Eran las tres de la tarde. El sol brillaba imperante por las calles del barrio Tres de Febrero. Algunos nenes, aprovechando el horario de la siesta, salían a jugar con sus muñecos, pelotas y autitos.
El taxi frenó en el corazón del barrio, Federico y Valeria
se bajaron y comenzaron a caminar por el lugar. Valeria, todavía desconfiada,
pensaba en su cabeza vías de escape por si todo era una trampa. Tenía una
sensación rara en el pecho, que no le indicaba peligro, por lo que calmó un
poco sus ánimos.
Federico parecía haber salido de su letargo depresivo.

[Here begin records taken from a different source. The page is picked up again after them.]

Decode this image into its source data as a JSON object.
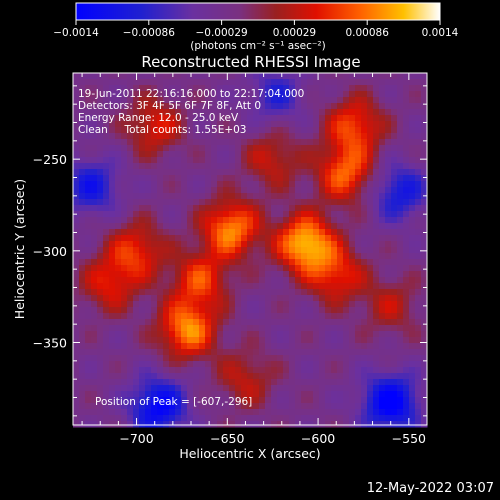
{
  "chart_data": {
    "type": "heatmap",
    "title": "Reconstructed RHESSI Image",
    "xlabel": "Heliocentric X (arcsec)",
    "ylabel": "Heliocentric Y (arcsec)",
    "xlim": [
      -735,
      -540
    ],
    "ylim": [
      -395,
      -203
    ],
    "x_ticks": [
      -700,
      -650,
      -600,
      -550
    ],
    "y_ticks": [
      -250,
      -300,
      -350
    ],
    "x_tick_labels": [
      "−700",
      "−650",
      "−600",
      "−550"
    ],
    "y_tick_labels": [
      "−250",
      "−300",
      "−350"
    ],
    "colorbar": {
      "range": [
        -0.0014,
        0.0014
      ],
      "tick_labels": [
        "−0.0014",
        "−0.00086",
        "−0.00029",
        "0.00029",
        "0.00086",
        "0.0014"
      ],
      "unit_label": "(photons cm⁻² s⁻¹ asec⁻²)"
    },
    "info_lines": [
      "19-Jun-2011 22:16:16.000 to 22:17:04.000",
      "Detectors: 3F 4F 5F 6F 7F 8F, Att 0",
      "Energy Range: 12.0 - 25.0 keV",
      "Clean     Total counts: 1.55E+03"
    ],
    "peak_label": "Position of Peak = [-607,-296]",
    "sources": [
      {
        "x": -607,
        "y": -296,
        "amplitude": 0.0014
      },
      {
        "x": -648,
        "y": -288,
        "amplitude": 0.00118
      },
      {
        "x": -672,
        "y": -343,
        "amplitude": 0.00118
      },
      {
        "x": -665,
        "y": -316,
        "amplitude": 0.00085
      },
      {
        "x": -585,
        "y": -258,
        "amplitude": 0.001
      },
      {
        "x": -580,
        "y": -232,
        "amplitude": 0.0009
      },
      {
        "x": -590,
        "y": -313,
        "amplitude": 0.0008
      },
      {
        "x": -700,
        "y": -300,
        "amplitude": 0.0008
      },
      {
        "x": -715,
        "y": -318,
        "amplitude": 0.0007
      },
      {
        "x": -690,
        "y": -232,
        "amplitude": 0.0007
      },
      {
        "x": -625,
        "y": -250,
        "amplitude": 0.0006
      },
      {
        "x": -640,
        "y": -370,
        "amplitude": 0.00055
      },
      {
        "x": -560,
        "y": -330,
        "amplitude": 0.0005
      }
    ],
    "minimum_regions": [
      {
        "x": -688,
        "y": -385,
        "amplitude": -0.0011
      },
      {
        "x": -560,
        "y": -383,
        "amplitude": -0.0012
      },
      {
        "x": -725,
        "y": -265,
        "amplitude": -0.0008
      },
      {
        "x": -555,
        "y": -268,
        "amplitude": -0.0008
      },
      {
        "x": -623,
        "y": -215,
        "amplitude": -0.0006
      }
    ]
  },
  "footer_timestamp": "12-May-2022 03:07"
}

Estaba más animado. De un momento a otro tenía un lugar dónde vivir y tenía una
punta para encontrar a los asesinos de su padre, y aunque siempre lo negara
dentro suyo, le gustaba estar cerca de Valeria.
- ¿A dónde estamos yendo?- preguntó ella.
- A conseguir las pruebas que necesitás, para confiar en lo
que te digo- le contestó Federico.
Caminaron un par de cuadras, hasta que llegaron a una
plazoleta. La cruzaron, y del otro lado de la calle, tocaron timbre en una
casa. Esperaron unos segundos, hasta que la puerta se abrió.
- ¡Fede! Tanto tiempo, hijo. ¿Cómo estás? ¿Qué te trae por
acá? Nos enteramos que falleció tu papá. Lo sentimos mucho.- Julia tenía 54
años y vivía junto a su marido Fabricio. Ambos habían trabajado para Augusto,
pero los echó cuando los agroquímicos a los que estaban expuestos, comenzaron a
enfermarlos.
- Estoy bien Julia, no te preocupes. Necesito saber cómo
están vos y Fabricio. Sé que estaban laburando en la estancia de Augusto Lunini
y de un día para el otro no los vi más. Yo sé que él los echó porque se
enfermaron...- Fue directo Federico.
Valeria asomó la cabeza para ver la reacción de la señora.
Ella, al verla, quedó enmudecida y
pensando que Federico la había vuelto a secuestrar, y los quería como
cómplices, su semblante cambió. Se
volvió cortante y con la misma delicadeza que le había abierto la puerta a
Federico, le dijo que se fuera y que no volviera por el barrio.
Federico no se impacientó y siguió tocando puertas, pero las
familias del Barrio Tres de Febrero tenían miedo a las represalias. Pocos
podían trabajar por la enfermedad que habían contraído y no querían más
problemas con Augusto.
Eran las seis de la tarde cuando Federico recibió el último
portazo. Valeria ya no sabía que pensar. Si todo era otro plan para que ella
cayera, si la gente de verdad le tenía miedo a su papá, si de verdad estaban
enfermos, si de verdad había algo oscuro en la muerte de su madre.
- Voy a ir a un último lugar, pero vos te vas a quedar en la
plaza. Es acá a dos cuadras- le afirmó Federico a Valeria.- Quedate tranquila
que acá no te va a pasar nada-
Federico comenzó a caminar hasta una casa que quedaba recta
a la plazoleta donde había dejado a Valeria. Necesitaba con urgencia un
testigo, y aunque éste no fuera el mejor, era la única opción que tenía.
La puerta de la casa se abrió de par en par. Alfredo vio a
Federico y lo miró con desprecio y agradecimiento al mismo tiempo.
- ¿Qué querés pibe?- le dijo con rencor.
- No vine a armar quilombo, Alfredo. Necesito que me hagas
un favor. Necesito que le muestres a alguien las manos. Te necesito de testigo.
Alfredo le mostró las manos a Federico. Las tenía limpias.
No había ningún rasgo azulado en ellas. La enfermedad parecía haberse ido.
- ¿Te curaste?- se sorprendió Federico.
- Algo así- contestó Alfredo noqueando a Federico con una
manopla de acero que llevaba escondida en una de sus manos.
Valeria miró su reloj. Las siete de la tarde. Federico se
había ido hacía más de cincuenta minutos. El sol comenzaba a esconderse. Empezó
a alertarse. Los fantasmas del secuestro empezaron a asediarla. Empezó a correr
para salir de aquel lugar. Llamó un taxi y se fue.
Mientras Valeria se alejaba del barrio, Federico era
arrastrado inconsciente hacia un hangar abandonado.